Vishnevetsky’s choices confirm my initial gut read on the guy, which is that (a) he’s quite headstrong and highly intelligent (anyone who puts Roman Polanski‘s The Ghost Writer at the top of the list has my allegiance), and (b) is averse to American-made films of any size (particularly those with pseudo-populist themes or stories about individual perseverance), and strongly prefers small-scale European flicks about complex social-political conflicts and/or glum family situations with an occasional Asian crime film thrown in.

In short, he’s one of those brilliant and impassioned cinefile types you see every year at the Cannes Film Festival with a crowd of six or seven at some side-street cafe, loudly and exuberantly proclaiming their preferences and revulsions and clearly determined to push their anti-mainstream, Euro-Turkish-Iranian choices as a way of gaining attention and favor with the international festival elitist crowd. Which is obviously one way to go and best of luck, etc., but I’d be astonished if Joe and Jane Popcorn take to the guy on Ebert’s show. And if I’m proved wrong, great. I’d much rather watch a young Russian eccentric than another Ben Lyons-type guy.

But I have to say that Vishnevetsky’s aversion to American-made stuff seems excessive in a best-of-2010 context. To not include even one or two of the year’s finest U.S. films — The Social Network, Black Swan, The Fighter, Inception, Blue Valentine, True Grit, Toy Story 3, Winter’s Bone — but include George Romero‘s Survival of the Dead is, for me, a little game called tweak. It takes me back to the days when Village Voice critic Stuart Byron would argue that Mark Lester‘s Truck Stop Women was far superior to Costa-Gavras‘s State of Siege. I’m reminded of a passage from The Film Snob’s Dictionary about “reverse film snobbery” and how the snob will sometimes flaunt “his populist, un-arty taste.”

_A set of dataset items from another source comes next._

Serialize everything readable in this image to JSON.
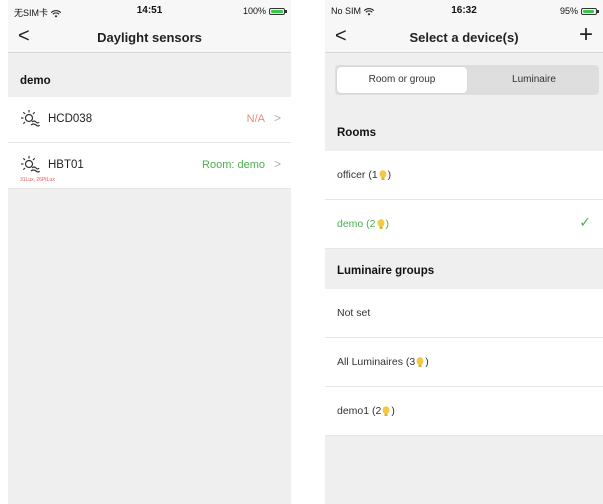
{
  "left": {
    "status": {
      "carrier": "无SIM卡",
      "time": "14:51",
      "battery": "100%",
      "battery_level": 100
    },
    "nav": {
      "back": "<",
      "title": "Daylight sensors"
    },
    "section": "demo",
    "sensors": [
      {
        "name": "HCD038",
        "status": "N/A",
        "lux": ""
      },
      {
        "name": "HBT01",
        "status": "Room: demo",
        "lux": "31Lux, 26PtLux"
      }
    ]
  },
  "right": {
    "status": {
      "carrier": "No SIM",
      "time": "16:32",
      "battery": "95%",
      "battery_level": 95
    },
    "nav": {
      "back": "<",
      "title": "Select a device(s)",
      "add": "+"
    },
    "tabs": [
      "Room or group",
      "Luminaire"
    ],
    "rooms_header": "Rooms",
    "rooms": [
      {
        "prefix": "officer (1",
        "suffix": ")"
      },
      {
        "prefix": "demo (2",
        "suffix": ")",
        "selected": true
      }
    ],
    "groups_header": "Luminaire groups",
    "groups": [
      {
        "prefix": "Not set",
        "suffix": ""
      },
      {
        "prefix": "All Luminaires (3",
        "suffix": ")"
      },
      {
        "prefix": "demo1 (2",
        "suffix": ")"
      }
    ],
    "check": "✓"
  },
  "colors": {
    "accent_green": "#4caf50",
    "na_red": "#f08a7a",
    "bulb_yellow": "#f5c842"
  }
}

And yet most of Vishnevetsky’s preferred 2010 films are arty and conventionally tasteful and thoughtfully downish and socially striking in a mostly Euro-centric way.

1. Roman Polanski‘s The Ghost Writer

2. The Girl on the Train

3. Marco Bellocchio‘s Vincere

4. World on a Wire (the 37 year-old Rainer Werner Fassbinder film, right?)

5. Claire DenisWhite Material

6. Father of My Children

7. Johnny To‘s Vengeance

8. George A. Romero‘s Survival of the Dead

9. Jacques Rivette‘s Around a Small Mountain

10. Manoel de Oliveira‘s Eccentricities of a Blonde-Haired Girl.

Postscript: I’m presuming that you’re supposed pronounce Vishnevetsky’s first name as something like “Ig-nyah-tee.” Well, forget it. Nobody’s going to be able to begin to say that correctly (remember Hillary Clinton trying to pronounce Dmitry Medvedev?), so that’s why I’m calling him “Iggy.” I’m doing the guy a favor, trust me, because that’s something that Joe Schmoe can relate to.